Helmke Sartorius von Bach | Jul 1, 2020 | 0
Identity, a very important aspect to have
The moment that you are born, it is critical to be identified as an individual. That is why your parents give you a name, this name is what will carry you through out your entire life which then becomes your identity because your identity will help you identify your own sense of self.
With an estimate of 7.2 billion people on the planet, the stakes are high when it comes to having an identity, being unique and standing out, as everyone wants to have an extraordinary factor about them, especially when it comes to befriending people and becoming part of a group of friends while still maintaining your identity in the midst of other identities.
Thus in my own findings individuals can become engrossed with other peoples identity and in the process belittle their own.
There is a saying that goes as, ‘when you grow older you will lose a lot of friends’ which you might have considered to be your ‘bosom buddie/s’ but that is all part of the process of becoming a ‘grown up’. I soon came to the point were I thought to myself that it is alright to go through this particular stage in your life without having to walk around with that heavy guilt on your shoulders.
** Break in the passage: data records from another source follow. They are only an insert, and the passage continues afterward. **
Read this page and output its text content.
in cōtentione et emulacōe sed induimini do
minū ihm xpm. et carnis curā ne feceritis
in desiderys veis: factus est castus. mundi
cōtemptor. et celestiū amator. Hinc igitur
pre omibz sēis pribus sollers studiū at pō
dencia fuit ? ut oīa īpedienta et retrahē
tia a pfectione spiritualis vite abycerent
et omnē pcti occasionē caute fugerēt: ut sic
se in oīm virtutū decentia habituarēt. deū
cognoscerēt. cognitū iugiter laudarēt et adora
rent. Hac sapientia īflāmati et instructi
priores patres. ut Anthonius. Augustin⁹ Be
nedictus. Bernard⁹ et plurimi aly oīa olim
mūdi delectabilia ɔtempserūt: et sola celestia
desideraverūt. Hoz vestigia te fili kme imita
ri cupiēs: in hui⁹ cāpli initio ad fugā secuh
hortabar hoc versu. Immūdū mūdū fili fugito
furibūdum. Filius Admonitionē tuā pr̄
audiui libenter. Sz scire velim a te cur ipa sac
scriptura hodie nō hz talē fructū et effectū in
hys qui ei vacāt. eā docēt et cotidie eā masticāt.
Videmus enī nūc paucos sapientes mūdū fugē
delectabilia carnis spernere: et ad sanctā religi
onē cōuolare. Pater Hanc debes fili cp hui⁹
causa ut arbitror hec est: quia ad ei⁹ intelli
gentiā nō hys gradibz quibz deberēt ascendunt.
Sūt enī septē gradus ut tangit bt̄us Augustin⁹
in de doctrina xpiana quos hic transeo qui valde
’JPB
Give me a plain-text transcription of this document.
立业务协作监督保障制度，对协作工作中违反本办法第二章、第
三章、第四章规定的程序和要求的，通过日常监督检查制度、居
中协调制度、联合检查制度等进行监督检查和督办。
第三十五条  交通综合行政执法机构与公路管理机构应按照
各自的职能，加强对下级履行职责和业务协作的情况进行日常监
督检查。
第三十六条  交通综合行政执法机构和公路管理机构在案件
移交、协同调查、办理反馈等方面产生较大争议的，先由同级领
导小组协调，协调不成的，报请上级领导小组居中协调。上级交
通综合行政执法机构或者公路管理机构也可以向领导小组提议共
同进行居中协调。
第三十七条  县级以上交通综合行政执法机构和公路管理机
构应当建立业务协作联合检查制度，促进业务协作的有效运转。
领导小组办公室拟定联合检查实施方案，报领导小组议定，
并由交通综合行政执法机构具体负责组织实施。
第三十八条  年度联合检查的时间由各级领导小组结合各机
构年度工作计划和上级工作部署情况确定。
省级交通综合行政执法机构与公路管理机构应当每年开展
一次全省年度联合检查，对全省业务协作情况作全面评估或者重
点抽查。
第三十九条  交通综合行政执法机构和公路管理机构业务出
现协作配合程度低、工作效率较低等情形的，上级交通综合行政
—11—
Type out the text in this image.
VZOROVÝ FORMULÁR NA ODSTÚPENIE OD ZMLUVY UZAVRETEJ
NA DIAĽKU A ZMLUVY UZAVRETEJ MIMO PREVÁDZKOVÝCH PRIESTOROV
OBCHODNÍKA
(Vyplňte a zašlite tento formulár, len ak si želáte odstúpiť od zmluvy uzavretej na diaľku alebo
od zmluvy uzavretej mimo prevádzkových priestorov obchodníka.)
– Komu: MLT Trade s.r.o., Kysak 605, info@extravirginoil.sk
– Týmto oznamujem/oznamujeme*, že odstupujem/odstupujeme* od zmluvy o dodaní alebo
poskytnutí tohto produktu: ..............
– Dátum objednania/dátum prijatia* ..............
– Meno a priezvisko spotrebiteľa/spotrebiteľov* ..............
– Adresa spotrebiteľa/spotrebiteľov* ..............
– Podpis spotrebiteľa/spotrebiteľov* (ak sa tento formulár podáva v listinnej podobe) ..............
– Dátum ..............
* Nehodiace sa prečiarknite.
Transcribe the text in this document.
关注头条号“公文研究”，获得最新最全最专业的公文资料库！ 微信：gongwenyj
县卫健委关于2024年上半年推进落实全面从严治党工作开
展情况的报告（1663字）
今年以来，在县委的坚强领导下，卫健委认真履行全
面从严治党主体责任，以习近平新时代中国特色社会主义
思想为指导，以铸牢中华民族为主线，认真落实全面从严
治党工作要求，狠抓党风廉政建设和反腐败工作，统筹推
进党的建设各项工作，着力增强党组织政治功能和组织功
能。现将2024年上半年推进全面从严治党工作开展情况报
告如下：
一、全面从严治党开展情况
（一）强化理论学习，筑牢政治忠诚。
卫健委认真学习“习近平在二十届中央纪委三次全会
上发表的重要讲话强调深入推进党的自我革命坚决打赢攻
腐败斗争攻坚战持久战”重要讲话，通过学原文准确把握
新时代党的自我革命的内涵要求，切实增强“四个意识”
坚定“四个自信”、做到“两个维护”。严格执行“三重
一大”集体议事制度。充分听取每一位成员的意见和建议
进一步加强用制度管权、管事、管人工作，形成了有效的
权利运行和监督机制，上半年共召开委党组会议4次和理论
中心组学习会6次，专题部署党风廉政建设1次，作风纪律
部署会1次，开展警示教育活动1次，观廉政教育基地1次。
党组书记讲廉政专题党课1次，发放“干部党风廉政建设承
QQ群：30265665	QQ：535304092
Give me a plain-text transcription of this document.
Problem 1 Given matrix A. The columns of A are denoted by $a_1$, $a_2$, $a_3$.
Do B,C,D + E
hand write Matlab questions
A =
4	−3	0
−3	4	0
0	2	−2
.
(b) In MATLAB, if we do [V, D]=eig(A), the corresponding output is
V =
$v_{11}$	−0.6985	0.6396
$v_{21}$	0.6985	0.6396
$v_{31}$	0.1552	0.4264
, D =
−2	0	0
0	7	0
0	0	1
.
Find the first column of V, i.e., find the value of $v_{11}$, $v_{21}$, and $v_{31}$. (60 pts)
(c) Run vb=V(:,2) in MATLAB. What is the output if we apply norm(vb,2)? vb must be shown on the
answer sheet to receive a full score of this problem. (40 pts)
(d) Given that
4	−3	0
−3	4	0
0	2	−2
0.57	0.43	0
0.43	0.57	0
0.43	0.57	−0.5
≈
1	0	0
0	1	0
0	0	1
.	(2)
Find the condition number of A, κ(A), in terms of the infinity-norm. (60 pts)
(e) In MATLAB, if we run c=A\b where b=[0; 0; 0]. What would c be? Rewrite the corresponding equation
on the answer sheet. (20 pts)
Growing up for me, especially during my high school years, I remember there being nothing better than having the sense of belonging to a great group of friends and nothing worse than feeling like an outcast.
I soon came to learn that friends are important but they should never become your centre. Why you ask? Well occasionally they are fickle and now and then they tend to be fake, sometimes they talk behind your back or develop new friendships and forget yours, in addition if you base your identity on having friends, being accepted and popular you will find yourself comprising your standards and or changing them every other weekend to accommodate your friends.
Do not get me wrong, it is great to make as many friends as you can but do not build your entire life on them ( I know a few people who are still “friend obsessed” – in my opinion this shows that you are still stuck in the primary/high school phase, one of those critical phases in your life that could either make or break your confidence and effect how you will be socialising with other people in the nearby future).
All that I am saying is that be your own person (whether you are in a tight knit clique or not) as it is great to have your own identity, whether it makes you stand out from the rest be it in a peculiar manner, at the end it dies not really matter because you are your own person.
But friends are not the only thing I have come across that can make you lose your identity, we live in a material world that teaches us ‘he who dies with the most toys wins’, people have sort of established a platform that creates the whole idea that ‘if you want to fit in’, one has to have to have the fastest car,the nicest clothes and the latest phone and many other possessions that people believe are suppose to bring them happiness.
There is nothing wrong with owning and enjoying our material things, but one should never centre ones life on “things” which in the end have no lasting value. I have realised that one can also become school-centred, parent-centred and boyfriend/girlfriend-centred just to mention a few.
The point I am conveying is that in life one will come across many things that will centre you, one should be able to recognise which centres are positive and will help you rise above any trails that all people face. Just thought I might share.